All three point downward; all three sit in the same neighbourhood; none is uniquely correct. The factor-based estimators relax parallel trends rather than replace it, and the F-tests on pre-treatment ATTs are the quality check for whether that relaxation bought you anything.

10.10 Common pitfall

Cranking \(r\) up until the in-sample fit looks great. With a panel this short, an IFEct model with \(r\) near \(T/2\) will fit the pre- treatment cells almost perfectly and produce an absurd counterfactual on the treated cells, because it has fitted noise into the loadings.

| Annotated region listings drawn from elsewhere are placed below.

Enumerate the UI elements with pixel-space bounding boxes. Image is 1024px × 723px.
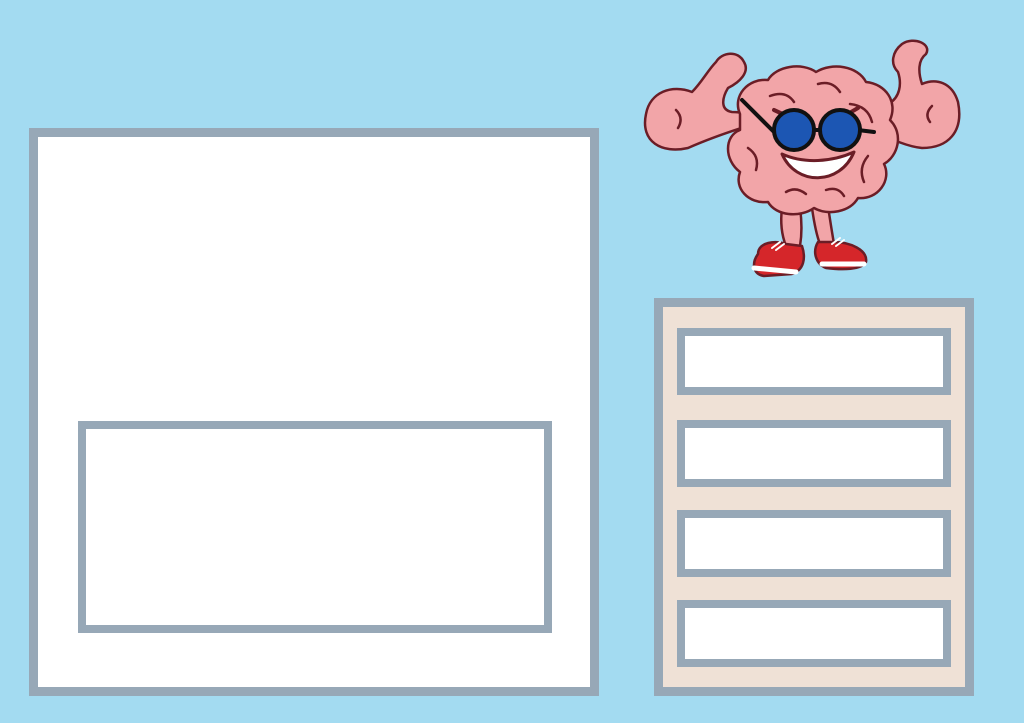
- left-lens: [772, 108, 816, 152]
- option-slot-2[interactable]: [677, 420, 951, 487]
- right-lens: [818, 108, 862, 152]
- worksheet-background: [0, 0, 1024, 723]
- option-slot-3[interactable]: [677, 510, 951, 577]
- option-slot-1[interactable]: [677, 328, 951, 395]
- option-slot-4[interactable]: [677, 600, 951, 667]
- strong-brain-icon: [643, 39, 961, 278]
- answer-box[interactable]: [78, 421, 552, 633]
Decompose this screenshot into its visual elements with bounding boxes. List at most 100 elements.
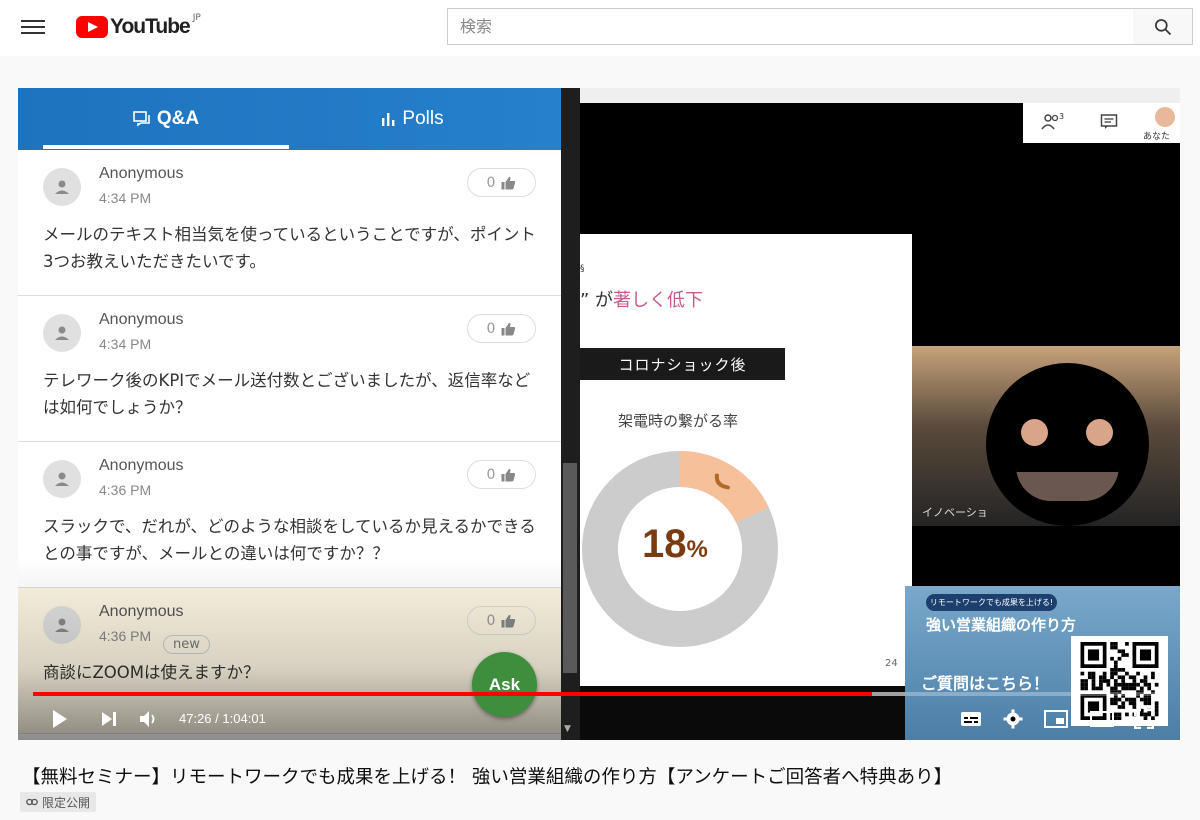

Trust the CV-selected rank and the F-test, not the eyeballed pre-trend match. The MC equivalent is choosing \(\lambda\) too small; the symptom is the same. Both are over-fitting masquerading as identification.

10.11 Further reading

The factor-model formulation traces to Bai (2009); the generalised synthetic control / IFEct interpretation that powers fect’s implementation is Xu (2017). The matrix-completion view, including theoretical guarantees and the nuclear-norm penalty, is Athey et al. (2021). Liu et al. (2024) is the practical-guide paper that pairs with the fect package and walks through model diagnostics in depth; its online companion at https://yiqingxu.org/packages/fect/04-ife-mc.html is the authoritative tutorial.

10.12 Exercises

  1. The fect::simdata dataset is a \(T = 30\) simulated panel with a known factor structure. Fit IFEct on it with arguments CV = TRUE, r = 0:4 and confirm that cross-validation recovers the true rank. Compare out$r.cv against the simulation’s true \(r\) (documented in ?simdata).
  2. Re-fit out_ife and out_mc on chapter 9’s narrower 2003-2007 window. Which estimator degrades more visibly when pre-period length is cut? Why?
  3. Run fect(..., placeboTest = TRUE, placebo.period = c(-2, -1)) to hide the last two pre-treatment periods, refit, and check that the implied ATT on the hidden window is statistically zero. What does a non-zero placebo result imply about the credibility of the chapter’s headline ATT?